Moreover, for the particular parameters related to a workload, the submitter can modify the params files.
The current stages are the following, targeted to a client-server scenario.
The order in which they are happening in run_submission assumes an initialization step which is
database-dependent and run only once, and potentially multiple runs for multiple queries.
Each file can take as argument the test case size.

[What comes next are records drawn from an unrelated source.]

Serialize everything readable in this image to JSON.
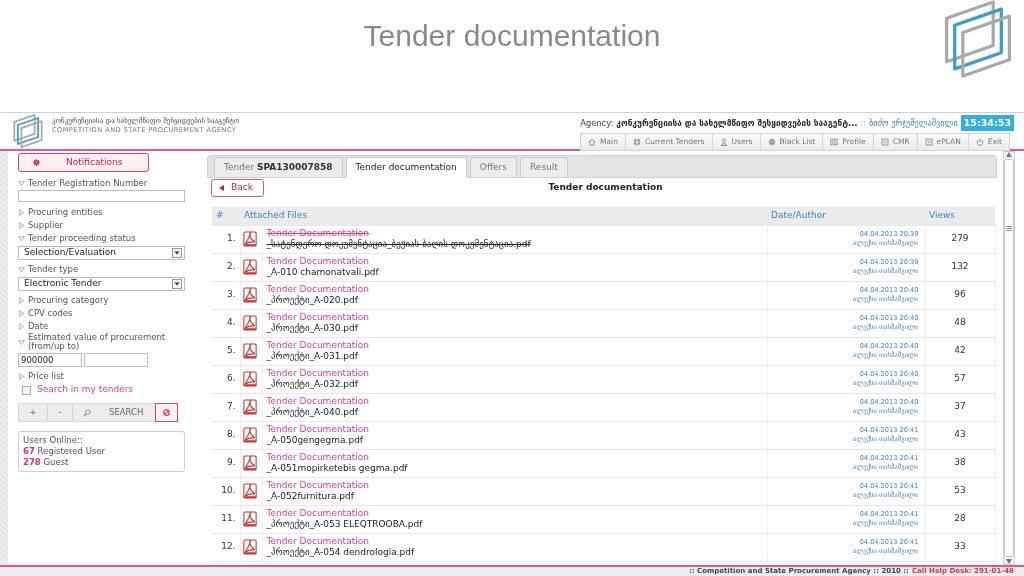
{
  "slide": {
    "title": "Tender documentation"
  },
  "header": {
    "agency_name_ka": "კონკურენციისა და სახელმწიფო შესყიდვების სააგენტო",
    "agency_name_en": "COMPETITION AND STATE PROCUREMENT AGENCY",
    "agency_label": "Agency:",
    "agency_value": "კონკურენციისა და სახელმწიფო შესყიდვების სააგენტ...",
    "separator": "::",
    "user": "ბიძო ურჯუმელაშვილი",
    "time": "15:34:53"
  },
  "nav": [
    "Main",
    "Current Tenders",
    "Users",
    "Black List",
    "Profile",
    "CMR",
    "ePLAN",
    "Exit"
  ],
  "sidebar": {
    "notifications": "Notifications",
    "filters": [
      {
        "kind": "text",
        "label": "Tender Registration Number",
        "expanded": true
      },
      {
        "kind": "group",
        "label": "Procuring entities",
        "expanded": false
      },
      {
        "kind": "group",
        "label": "Supplier",
        "expanded": false
      },
      {
        "kind": "select",
        "label": "Tender proceeding status",
        "expanded": true,
        "value": "Selection/Evaluation"
      },
      {
        "kind": "select",
        "label": "Tender type",
        "expanded": true,
        "value": "Electronic Tender"
      },
      {
        "kind": "group",
        "label": "Procuring category",
        "expanded": false
      },
      {
        "kind": "group",
        "label": "CPV codes",
        "expanded": false
      },
      {
        "kind": "group",
        "label": "Date",
        "expanded": false
      },
      {
        "kind": "range",
        "label": "Estimated value of procurement (from/up to)",
        "expanded": true,
        "from": "900000"
      },
      {
        "kind": "group",
        "label": "Price list",
        "expanded": false
      }
    ],
    "my_tenders": {
      "label": "Search in my tenders",
      "checked": false
    },
    "buttons": [
      "+",
      "-",
      "SEARCH"
    ],
    "users_online": {
      "title": "Users Online::",
      "registered_count": "67",
      "registered_label": "Registered User",
      "guest_count": "278",
      "guest_label": "Guest"
    }
  },
  "tabs": [
    {
      "label": "Tender **SPA130007858**",
      "selected": false
    },
    {
      "label": "Tender documentation",
      "selected": true
    },
    {
      "label": "Offers",
      "selected": false
    },
    {
      "label": "Result",
      "selected": false
    }
  ],
  "back_button": "Back",
  "section_title": "Tender documentation",
  "table": {
    "columns": [
      "#",
      "Attached Files",
      "Date/Author",
      "Views"
    ],
    "rows": [
      {
        "number": "1.",
        "title": "Tender Documentation",
        "file": "_სატენდერო დოკუმენტაცია_ბეჟიას ბაღის დოკუმენტაცია.pdf",
        "date": "04.04.2013 20:39",
        "author": "ალექსი თახმაშვილი",
        "views": "279",
        "struck": true
      },
      {
        "number": "2.",
        "title": "Tender Documentation",
        "file": "_A-010 chamonatvali.pdf",
        "date": "04.04.2013 20:39",
        "author": "ალექსი თახმაშვილი",
        "views": "132",
        "struck": false
      },
      {
        "number": "3.",
        "title": "Tender Documentation",
        "file": "_პროექტი_A-020.pdf",
        "date": "04.04.2013 20:40",
        "author": "ალექსი თახმაშვილი",
        "views": "96",
        "struck": false
      },
      {
        "number": "4.",
        "title": "Tender Documentation",
        "file": "_პროექტი_A-030.pdf",
        "date": "04.04.2013 20:40",
        "author": "ალექსი თახმაშვილი",
        "views": "48",
        "struck": false
      },
      {
        "number": "5.",
        "title": "Tender Documentation",
        "file": "_პროექტი_A-031.pdf",
        "date": "04.04.2013 20:40",
        "author": "ალექსი თახმაშვილი",
        "views": "42",
        "struck": false
      },
      {
        "number": "6.",
        "title": "Tender Documentation",
        "file": "_პროექტი_A-032.pdf",
        "date": "04.04.2013 20:40",
        "author": "ალექსი თახმაშვილი",
        "views": "57",
        "struck": false
      },
      {
        "number": "7.",
        "title": "Tender Documentation",
        "file": "_პროექტი_A-040.pdf",
        "date": "04.04.2013 20:40",
        "author": "ალექსი თახმაშვილი",
        "views": "37",
        "struck": false
      },
      {
        "number": "8.",
        "title": "Tender Documentation",
        "file": "_A-050gengegma.pdf",
        "date": "04.04.2013 20:41",
        "author": "ალექსი თახმაშვილი",
        "views": "43",
        "struck": false
      },
      {
        "number": "9.",
        "title": "Tender Documentation",
        "file": "_A-051mopirketebis gegma.pdf",
        "date": "04.04.2013 20:41",
        "author": "ალექსი თახმაშვილი",
        "views": "38",
        "struck": false
      },
      {
        "number": "10.",
        "title": "Tender Documentation",
        "file": "_A-052furnitura.pdf",
        "date": "04.04.2013 20:41",
        "author": "ალექსი თახმაშვილი",
        "views": "53",
        "struck": false
      },
      {
        "number": "11.",
        "title": "Tender Documentation",
        "file": "_პროექტი_A-053 ELEQTROOBA.pdf",
        "date": "04.04.2013 20:41",
        "author": "ალექსი თახმაშვილი",
        "views": "28",
        "struck": false
      },
      {
        "number": "12.",
        "title": "Tender Documentation",
        "file": "_პროექტი_A-054 dendrologia.pdf",
        "date": "04.04.2013 20:41",
        "author": "ალექსი თახმაშვილი",
        "views": "33",
        "struck": false
      }
    ]
  },
  "footer": {
    "text": ":: Competition and State Procurement Agency :: 2010 ::",
    "help_desk": "Call Help Desk: 291-01-48"
  }
}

| Stage executables | Description |
|---|---|
server_get_params |
(Optional) Get cryptographic context from a remote server. |
client_key_generation |
Generate all key material and cryptographic context at the client. |
server_upload_ek |
(Optional) Upload evaluation key to a remote backend. |
client_preprocess_dataset |
(Optional) Any in the clear computations the client wants to apply over the dataset/model. |
client_preprocess_query |
(Optional) Any in the clear computations the client wants to apply over the query/input. |
client_encode_encrypt_db |
(Optional) Plaintext encoding and encryption of the dataset/model at the client. |
server_upload_db |
(Optional) Upload encrypted DB to a remote backend. |
client_encode_encrypt_query |
Plaintext encoding and encryption of the query/input at the client. |
server_preprocess_dataset |
(Optional) Any in the clear or encrypted computations the server wants to apply over the dataset/model. |
server_encrypted_compute |
The computation the server applies to achieve the workload solution over encrypted daa. |
client_decrypt_decode |
Decryption and plaintext decoding of the result at the client. |
client_postprocess: |
Any in the clear computation that the client wants to apply on the decrypted result. |
The outer python script measures the runtime of each stage. The current stage separation structure requires reading and writing to files more times than minimally necessary. For a more granular runtime measuring, which would account for the extra overhead described above, we encourage submitters to separate and print in a log the individual times for reads/writes and computations inside each stage.